The future will be worse if things do not change drastically.
You see, Kenya Revenue Authority has failed to meet revenue targets since 2013. What that means is that a time is coming, in the not-so-distant future, when we shall have so much debt but so little in the domestic economy to repay and remain with substantive revenues to spend on social services and economic growth. Hell shall break loose! There will be severe job losses, extreme poverty, social strife, insecurity and political upheaval. Greece recently had a taste of this.
But as all this goes on, the question that lurks is, where is the voice of young people who stand to lose the most?
What are young people saying about rising unsustainable public debt? Are they even aware of grave implications that bad debt policies made by the current administration could have on their future?

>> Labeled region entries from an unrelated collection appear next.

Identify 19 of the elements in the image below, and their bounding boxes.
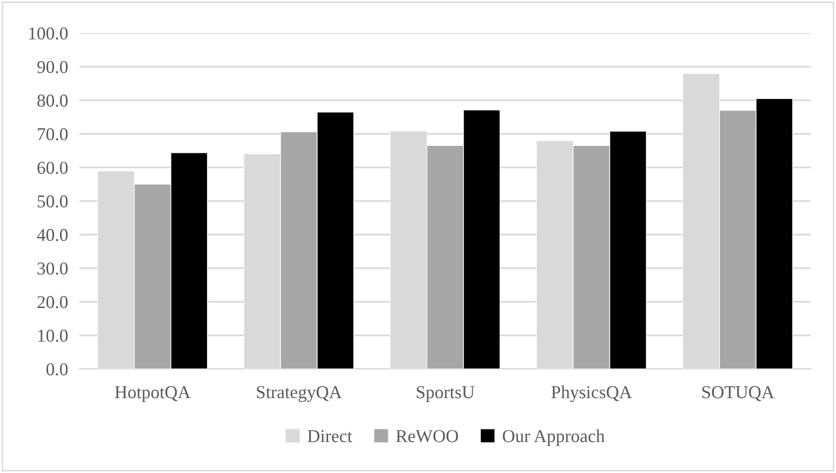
y-tick-label: 70.0 [38, 128, 68, 140]
x-tick-label: PhysicsQA [551, 386, 632, 402]
y-tick-label: 90.0 [37, 60, 68, 74]
x-tick-label: SOTUQA [702, 386, 774, 402]
legend-label: Direct [308, 430, 352, 442]
x-tick-label: StrategyQA [256, 386, 342, 402]
y-tick-label: 80.0 [37, 94, 68, 107]
legend-label: Our Approach [502, 430, 605, 446]
y-tick-label: 40.0 [37, 228, 68, 242]
y-tick-label: 60.0 [37, 162, 68, 174]
x-tick-label: HotpotQA [114, 386, 191, 402]
y-tick-label: 0.0 [46, 363, 68, 376]
y-tick-label: 10.0 [38, 330, 68, 342]
y-tick-label: 50.0 [38, 195, 68, 208]
x-tick-label: SportsU [416, 386, 474, 402]
y-tick-label: 20.0 [38, 296, 68, 308]
legend-label: ReWOO [396, 430, 458, 442]
y-tick-label: 30.0 [38, 262, 68, 275]
y-tick-label: 100.0 [29, 27, 68, 40]
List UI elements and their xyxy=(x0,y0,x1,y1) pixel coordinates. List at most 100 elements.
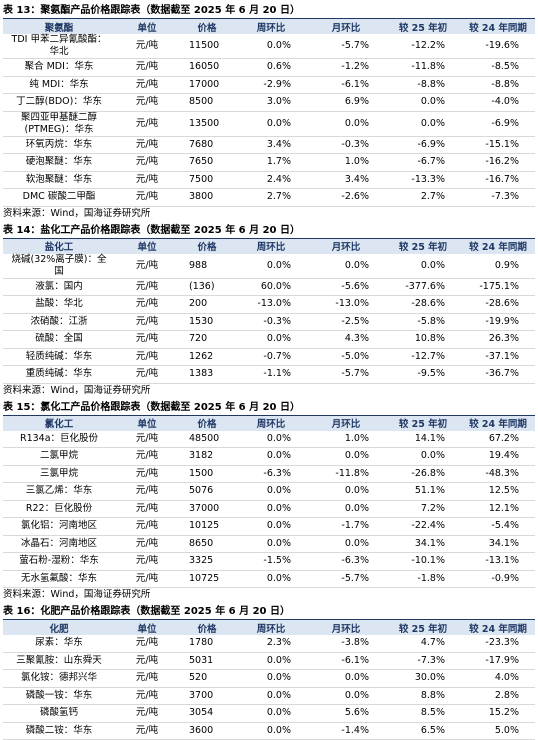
table-cell: -5.4% xyxy=(461,517,535,536)
table-cell: 聚合 MDI：华东 xyxy=(3,58,115,77)
table-row: 聚四亚甲基醚二醇(PTMEG)：华东 元/吨 13500 0.0% 0.0% 0.0% -6… xyxy=(3,111,535,137)
table-row: 尿素：华东 元/吨 1780 2.3% -3.8% 4.7% -23.3% xyxy=(3,635,535,653)
header-cell: 盐化工 xyxy=(3,237,115,254)
table-cell: -1.7% xyxy=(307,517,385,536)
table-cell: -8.8% xyxy=(461,76,535,94)
table-cell: 8500 xyxy=(179,93,235,112)
table-title: 表 16：化肥产品价格跟踪表（数据截至 2025 年 6 月 20 日） xyxy=(3,606,290,617)
table-cell: -12.7% xyxy=(385,348,461,366)
table-cell: 元/吨 xyxy=(115,669,179,688)
table-cell: 0.9% xyxy=(461,253,535,279)
table-cell: -7.3% xyxy=(385,652,461,670)
table-row: 重质纯碱：华东 元/吨 1383 -1.1% -5.7% -9.5% -36.7% xyxy=(3,365,535,384)
table-row: 软泡聚醚：华东 元/吨 7500 2.4% 3.4% -13.3% -16.7% xyxy=(3,171,535,189)
table-cell: -17.9% xyxy=(461,652,535,670)
table-cell: 0.0% xyxy=(235,111,307,137)
table-cell: 元/吨 xyxy=(115,635,179,653)
table-row: TDI 甲苯二异氰酸酯：华北 元/吨 11500 0.0% -5.7% -12.2% -19… xyxy=(3,34,535,59)
table-row: 氯化铝：河南地区 元/吨 10125 0.0% -1.7% -22.4% -5.4% xyxy=(3,517,535,536)
header-cell: 较 24 年同期 xyxy=(461,18,535,34)
table-cell: 1530 xyxy=(179,313,235,331)
table-cell: 软泡聚醚：华东 xyxy=(3,171,115,189)
header-cell: 周环比 xyxy=(235,18,307,34)
table-cell: 48500 xyxy=(179,430,235,448)
table-cell: TDI 甲苯二异氰酸酯：华北 xyxy=(3,34,115,59)
table-row: 环氧丙烷：华东 元/吨 7680 3.4% -0.3% -6.9% -15.1% xyxy=(3,136,535,154)
table-cell: -16.2% xyxy=(461,153,535,172)
table-cell: 萤石粉-湿粉：华东 xyxy=(3,552,115,571)
table-cell: 520 xyxy=(179,669,235,688)
table-cell: 0.0% xyxy=(385,111,461,137)
table: 氯化工 单位 价格 周环比 月环比较 25 年初较 24 年同期 R134a：巨化股份 元/… xyxy=(3,414,535,589)
table-cell: -5.8% xyxy=(385,313,461,331)
table-row: 氯化铵：德邦兴华 元/吨 520 0.0% 0.0% 30.0% 4.0% xyxy=(3,669,535,688)
header-cell: 月环比 xyxy=(307,237,385,254)
table-cell: -4.0% xyxy=(461,93,535,112)
table-cell: 3800 xyxy=(179,188,235,207)
table-cell: 元/吨 xyxy=(115,348,179,366)
table-cell: 13500 xyxy=(179,111,235,137)
table-cell: -6.3% xyxy=(235,465,307,483)
header-cell: 单位 xyxy=(115,18,179,34)
table-row: R22：巨化股份 元/吨 37000 0.0% 0.0% 7.2% 12.1% xyxy=(3,500,535,518)
table-row: 浓硝酸：江浙 元/吨 1530 -0.3% -2.5% -5.8% -19.9% xyxy=(3,313,535,331)
table-title: 表 15：氯化工产品价格跟踪表（数据截至 2025 年 6 月 20 日） xyxy=(3,401,300,413)
table-cell: 16050 xyxy=(179,58,235,77)
table-cell: 1780 xyxy=(179,635,235,653)
table-cell: 0.0% xyxy=(307,500,385,518)
table-cell: -1.8% xyxy=(385,570,461,588)
table-cell: 0.0% xyxy=(235,669,307,688)
table-cell: 元/吨 xyxy=(115,365,179,384)
table-cell: -48.3% xyxy=(461,465,535,483)
table-cell: 0.0% xyxy=(307,669,385,688)
table-cell: 0.0% xyxy=(235,500,307,518)
table-cell: 3700 xyxy=(179,687,235,705)
table-cell: 0.0% xyxy=(385,93,461,112)
table-cell: 12.1% xyxy=(461,500,535,518)
table-cell: -6.1% xyxy=(307,652,385,670)
table-cell: 4.0% xyxy=(461,669,535,688)
table-cell: 三氯乙烯：华东 xyxy=(3,482,115,501)
table-cell: 8.5% xyxy=(385,704,461,723)
table-row: 纯 MDI：华东 元/吨 17000 -2.9% -6.1% -8.8% -8.8% xyxy=(3,76,535,94)
table-cell: 0.0% xyxy=(235,330,307,349)
header-cell: 周环比 xyxy=(235,414,307,431)
table-cell: 720 xyxy=(179,330,235,349)
table-cell: -19.9% xyxy=(461,313,535,331)
table-cell: 元/吨 xyxy=(115,153,179,172)
table-cell: (136) xyxy=(179,278,235,296)
table-cell: 3325 xyxy=(179,552,235,571)
header-cell: 周环比 xyxy=(235,619,307,635)
table-cell: -2.6% xyxy=(307,188,385,207)
table-cell: 26.3% xyxy=(461,330,535,349)
table-cell: 0.0% xyxy=(235,517,307,536)
table-row: 冰晶石：河南地区 元/吨 8650 0.0% 0.0% 34.1% 34.1% xyxy=(3,535,535,553)
table-row: 磷酸氢钙 元/吨 3054 0.0% 5.6% 8.5% 15.2% xyxy=(3,704,535,723)
table-cell: 3.0% xyxy=(235,93,307,112)
table: 盐化工 单位 价格 周环比 月环比较 25 年初较 24 年同期 烧碱(32%离子膜)：全… xyxy=(3,237,535,384)
table-cell: -6.7% xyxy=(385,153,461,172)
table-cell: 元/吨 xyxy=(115,313,179,331)
table-cell: -5.0% xyxy=(307,348,385,366)
table-cell: 0.0% xyxy=(307,535,385,553)
table-cell: -1.2% xyxy=(307,58,385,77)
table-row: 二氯甲烷 元/吨 3182 0.0% 0.0% 0.0% 19.4% xyxy=(3,447,535,466)
table-cell: -28.6% xyxy=(461,295,535,314)
table-cell: 0.0% xyxy=(235,722,307,740)
table-cell: 51.1% xyxy=(385,482,461,501)
table-cell: 14.1% xyxy=(385,430,461,448)
table-cell: 氯化铵：德邦兴华 xyxy=(3,669,115,688)
table-cell: -1.1% xyxy=(235,365,307,384)
header-cell: 月环比 xyxy=(307,619,385,635)
table-cell: -26.8% xyxy=(385,465,461,483)
table-cell: 三氯甲烷 xyxy=(3,465,115,483)
table-cell: 硬泡聚醚：华东 xyxy=(3,153,115,172)
table-row: DMC 碳酸二甲酯 元/吨 3800 2.7% -2.6% 2.7% -7.3% xyxy=(3,188,535,207)
table-cell: 环氧丙烷：华东 xyxy=(3,136,115,154)
table-row: 三氯乙烯：华东 元/吨 5076 0.0% 0.0% 51.1% 12.5% xyxy=(3,482,535,501)
table-cell: 0.0% xyxy=(307,253,385,279)
table-cell: -11.8% xyxy=(385,58,461,77)
source-note: 资料来源：Wind，国海证券研究所 xyxy=(3,207,151,219)
table-cell: 6.5% xyxy=(385,722,461,740)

Truth be told, young people in this country, (and I am one of them), have flunked the leadership test. And on this public debt issue, appear far removed from conversations about how Kenya is cruising overdrive toward a disastrous crisis.
When China and those who gave us Eurobonds come to auction our national assets after we default – the old men and women signing loan deals today will be long gone .
It will be our mess to handle. We will have our children to answer to. Where were we? What did we say and do when our country was mortgaged and peddled to the highest bidder?
The irony however is, that young Kenyans are perhaps amongst the most dynamic in Africa. More educated, ICT-savvy, innovative, free willed and open.
This is because people who came before us fought for previous regimes to invest in education, health, a better economy, and rule of law to govern us and guarantee free speech, free enterprise and equality to think and thrive.
We fail those who fought for liberties we enjoy today by not standing up to act. We fail them by training our eyes away from the important issues that threaten our future.
The writer is executive director, Africa Centre for People Institutions and Society.